Another way that we mitigate the effects of the candy on the recipient is by sending toothbrushes and toothpaste to Operation Gratitude.  In the last few years, we've shipped almost 300 toothbrushes and tubes of  toothpaste to be included in the holiday care packages.

The price of the candy and shipping charges are well worth it to us.  Check out these videos that show how amazing this cause is:

In conclusion,  Dr. Evans believes that candy should be enjoyed by children who have trick-or-treated to earn it, but it is not healthy for anybody to enjoy it in excess.  His suggestion:  Eat a little, save a little to enjoy for the few days following Halloween and then get rid of the rest before having candy daily becomes a habit that is hard to change.  Why not turn that excess candy into a good deed for another?  We're happy to buy that candy from children to give it to others who will be uplifted by the gesture and who should enjoy it, as well. 

If you have any other questions, please feel free to contact us again!

What do you think?  Should we reconsider our efforts to buy back candy and send to troops?  Please share your thoughts in the comment section below.

Thursday, October 10, 2013

Healthy Mouth, Healthy Body

Over the past 10 years, researchers have uncovered links between oral health and systemic diseases. Many of these connections begin in childhood but become apparent only in adults. Others directly affect children.

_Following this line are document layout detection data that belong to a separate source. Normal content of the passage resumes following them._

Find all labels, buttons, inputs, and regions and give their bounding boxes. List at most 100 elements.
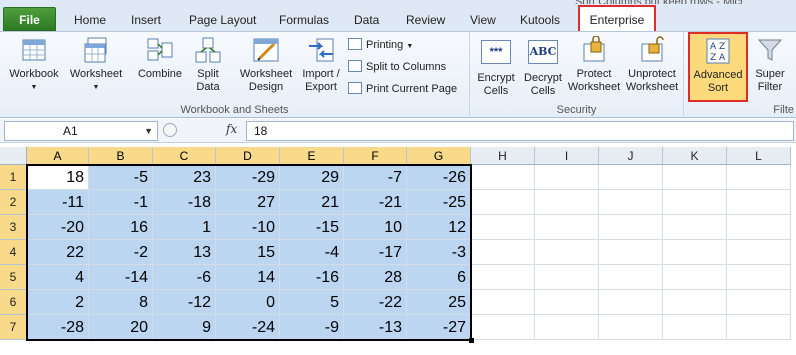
cell-i6[interactable] [535,290,599,315]
tab-page-layout[interactable]: Page Layout [189,9,256,31]
encrypt-cells-button[interactable]: *** Encrypt Cells [472,36,520,98]
cell-f1[interactable]: -7 [344,165,407,190]
cell-f5[interactable]: 28 [344,265,407,290]
cell-l1[interactable] [727,165,791,190]
cell-i7[interactable] [535,315,599,340]
cell-h5[interactable] [471,265,535,290]
split-to-columns-button[interactable]: Split to Columns [348,58,446,76]
column-header-b[interactable]: B [89,147,153,165]
cell-j4[interactable] [599,240,663,265]
fill-handle[interactable] [469,338,474,343]
cell-h1[interactable] [471,165,535,190]
column-header-a[interactable]: A [27,147,89,165]
tab-enterprise[interactable]: Enterprise [578,5,656,31]
cell-a6[interactable]: 2 [27,290,89,315]
cell-e1[interactable]: 29 [280,165,344,190]
cell-h6[interactable] [471,290,535,315]
cell-k3[interactable] [663,215,727,240]
cell-l5[interactable] [727,265,791,290]
cell-a5[interactable]: 4 [27,265,89,290]
cell-l4[interactable] [727,240,791,265]
cell-c2[interactable]: -18 [153,190,216,215]
cell-b5[interactable]: -14 [89,265,153,290]
cell-j3[interactable] [599,215,663,240]
cell-f2[interactable]: -21 [344,190,407,215]
cell-k7[interactable] [663,315,727,340]
tab-file[interactable]: File [3,7,56,31]
tab-formulas[interactable]: Formulas [279,9,329,31]
cell-b3[interactable]: 16 [89,215,153,240]
cell-d5[interactable]: 14 [216,265,280,290]
protect-worksheet-button[interactable]: Protect Worksheet [566,35,622,94]
cell-c6[interactable]: -12 [153,290,216,315]
cell-l2[interactable] [727,190,791,215]
tab-view[interactable]: View [470,9,496,31]
tab-home[interactable]: Home [74,9,106,31]
cell-d6[interactable]: 0 [216,290,280,315]
cell-k6[interactable] [663,290,727,315]
insert-function-icon[interactable]: fx [226,122,237,136]
cell-k5[interactable] [663,265,727,290]
cell-e4[interactable]: -4 [280,240,344,265]
cell-e3[interactable]: -15 [280,215,344,240]
cell-g6[interactable]: 25 [407,290,471,315]
decrypt-cells-button[interactable]: ABC Decrypt Cells [522,36,564,98]
cell-g3[interactable]: 12 [407,215,471,240]
tab-review[interactable]: Review [406,9,445,31]
cell-l7[interactable] [727,315,791,340]
cell-d3[interactable]: -10 [216,215,280,240]
cell-c1[interactable]: 23 [153,165,216,190]
cell-b4[interactable]: -2 [89,240,153,265]
cell-a1[interactable]: 18 [27,165,89,190]
cell-i4[interactable] [535,240,599,265]
cell-l6[interactable] [727,290,791,315]
import-export-button[interactable]: Import / Export [298,36,344,94]
tab-kutools[interactable]: Kutools [520,9,560,31]
select-all-corner[interactable] [0,147,27,165]
cell-k2[interactable] [663,190,727,215]
cell-e5[interactable]: -16 [280,265,344,290]
printing-button[interactable]: Printing ▼ [348,36,413,54]
cell-e6[interactable]: 5 [280,290,344,315]
cell-g4[interactable]: -3 [407,240,471,265]
column-header-j[interactable]: J [599,147,663,165]
cell-k4[interactable] [663,240,727,265]
cancel-icon[interactable] [163,123,177,137]
super-filter-button[interactable]: Super Filter [750,36,790,94]
combine-button[interactable]: Combine [134,36,186,81]
cell-h4[interactable] [471,240,535,265]
cell-h2[interactable] [471,190,535,215]
cell-d1[interactable]: -29 [216,165,280,190]
cell-g2[interactable]: -25 [407,190,471,215]
cell-j2[interactable] [599,190,663,215]
cell-h7[interactable] [471,315,535,340]
column-header-e[interactable]: E [280,147,344,165]
cell-e2[interactable]: 21 [280,190,344,215]
cell-j6[interactable] [599,290,663,315]
column-header-g[interactable]: G [407,147,471,165]
cell-d2[interactable]: 27 [216,190,280,215]
chevron-down-icon[interactable]: ▼ [144,122,153,140]
cell-c4[interactable]: 13 [153,240,216,265]
name-box[interactable]: A1 ▼ [4,121,158,141]
row-header-6[interactable]: 6 [0,290,27,315]
cell-b1[interactable]: -5 [89,165,153,190]
column-header-c[interactable]: C [153,147,216,165]
column-header-i[interactable]: I [535,147,599,165]
cell-c3[interactable]: 1 [153,215,216,240]
cell-j1[interactable] [599,165,663,190]
cell-g1[interactable]: -26 [407,165,471,190]
cell-i1[interactable] [535,165,599,190]
cell-f3[interactable]: 10 [344,215,407,240]
unprotect-worksheet-button[interactable]: Unprotect Worksheet [624,36,680,94]
cell-g7[interactable]: -27 [407,315,471,340]
cell-f4[interactable]: -17 [344,240,407,265]
cell-d4[interactable]: 15 [216,240,280,265]
workbook-button[interactable]: Workbook ▼ [4,36,64,94]
cell-d7[interactable]: -24 [216,315,280,340]
cell-a2[interactable]: -11 [27,190,89,215]
worksheet-design-button[interactable]: Worksheet Design [236,36,296,94]
column-header-l[interactable]: L [727,147,791,165]
cell-g5[interactable]: 6 [407,265,471,290]
row-header-7[interactable]: 7 [0,315,27,340]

Appearing to be the common thread between mouth and body health, inflammation is the result of bacterial infections. For instance, infection of the gums, called periodontitis, can develop in both children and adults. When the gums become infected, chemical signals attract cells of the immune system to the infected site. As the immune system fights the infection, the gums become swollen, painful and bleed easily. The pain and soreness, just like pain from a cavity, can cause children to lose sleep, become distracted at school, eat poorly and develop low self-esteem—all conditions that interfere with school performance. If left untreated, periodontitis also can damage the jawbone, resulting in loose or lost teeth.

Untreated inflammation in the mouth is also thought to stimulate inflammation in the blood vessels. This increases blood pressure and the risk of heart disease and heart attack later in life. The reason for this connection remains under investigation.

Researchers have also found a strong correlation between periodontal disease and type 2 diabetes. Diabetes is a disease in which the body’s ability to convert sugar to energy is impaired. The level of sugar in the blood rises, leading to a myriad of serious health problems. Although diabetes is most often an adult problem, the rate of type 2 diabetes in children has increased substantially, in tandem with the increased rate of childhood obesity.

Researchers are not sure just how periodontitis relates to diabetes. The direction of the causation has not been determined. People with diabetes may be more likely to develop gum infections and vice versa. Preventing and treating periodontal disease is one small way to help people control their diabetes.

Good dental habits, such as eating healthy foods, avoiding excess sugar, brushing and flossing daily, having regular dental visits, and treating tooth decay and gum disease early, help keep the mouth—and the body—healthy.